La classique du calendrier de la Formule 1 réunit une nouvelle fois tous les ingrédients qui font sa légende. Dès la première séance d’essais, vendredi à 13h30, l’ambiance promet d’être au rendez-vous: tribunes pleines, tension maximale dans les 3,337 kilomètres de rails de sécurité serpentant entre les immeubles, pointes de vitesse frôlant les 300 km/h dans le tunnel et danger omniprésent à chaque virage. À Monaco, les erreurs se paient immédiatement et les accidents ne sont jamais loin.
Nombreux vainqueurs surprises
Reste à voir comment les équipes s’adapteront, durant ces trois jours, au nouveau règlement sur la gestion de l’énergie, largement critiqué et déjà atténué par diverses mesures correctives. Une question domine: Qui sera capable de battre Ferrari, désignée favorite avant le week-end?
Le patron de la Scuderia, Frédéric Vasseur, préfère toutefois rester prudent: «Nous devons travailler dur chaque jour, rester concentrés et offrir à nos deux pilotes les meilleures conditions pour décrocher la pole position.» Ensuite, comme souvent à Monaco, une part importante revient à la chance et aux circonstances de course.
L’histoire de l’épreuve regorge d’ailleurs de vainqueurs inattendus: Jean-Pierre Beltoise sur BRM en 1972, Patrick Depailler sur Tyrrell en 1978, Olivier Panis sur Ligier en 1996 ou encore Jarno Trulli sur Renault en 2004. La Formule 1 a besoin de ce genre de surprises, à une époque où le calendrier toujours plus chargé tend parfois à réduire l’incertitude sportive. L’écurie la plus titrée en Principauté reste McLaren avec 15 victoires, devant Ferrari et ses 10 succès.
3000 bénévoles mobilisés
Cette année encore, plus de 3000 personnes sont mobilisées pour assurer le bon déroulement du Grand Prix: pompiers, ambulanciers, commissaires de piste et de nombreux bénévoles.
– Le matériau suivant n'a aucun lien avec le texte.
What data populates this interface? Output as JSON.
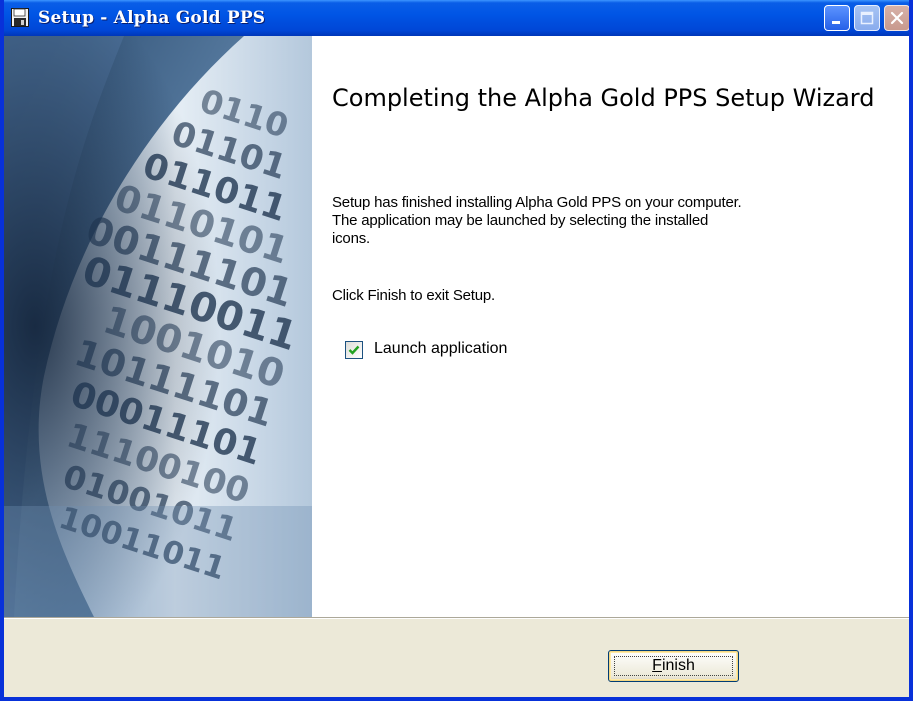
{
  "window": {
    "title": "Setup - Alpha Gold PPS",
    "icon": "floppy-disk-icon",
    "controls": [
      "minimize",
      "maximize",
      "close"
    ],
    "colors": {
      "titlebar": "#0054e3",
      "frame": "#0831d9",
      "dialog_background": "#ece9d8",
      "content_background": "#ffffff"
    }
  },
  "side_image": {
    "description_icon": "binary-digits-banner",
    "rows": [
      "0110",
      "01101",
      "011011",
      "0110101",
      "00111101",
      "01110011",
      "1001010",
      "10111101",
      "00011101",
      "11100100",
      "01001011",
      "10011011"
    ]
  },
  "main": {
    "heading": "Completing the Alpha Gold PPS Setup Wizard",
    "paragraph1_line1": "Setup has finished installing Alpha Gold PPS on your computer.",
    "paragraph1_line2": "The application may be launched by selecting the installed",
    "paragraph1_line3": "icons.",
    "paragraph2": "Click Finish to exit Setup.",
    "launch_checkbox": {
      "label": "Launch application",
      "checked": true
    }
  },
  "footer": {
    "finish_button_accesskey": "F",
    "finish_button_rest": "inish"
  }
}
Pour permettre aux onze équipes, à la FIA, au Paddock Club ainsi qu’à la Formula One Management (FOM) d’installer leurs infrastructures sur le front de mer, une école et un jardin d’enfants ont dû être démolis. Pas d’inquiétude toutefois: de nouveaux bâtiments ont été construits à environ deux kilomètres de là.
Mais il semble désormais que la Principauté ait atteint les limites de l’espace disponible. Une illustration de cette problématique est le nouveau motorhome d’Audi, dont le design austère suscite déjà les commentaires. Dans le paddock, certains l’ont surnommé le «bunker», tandis qu’un confrère allemand est allé jusqu’à le qualifier de «mausolée».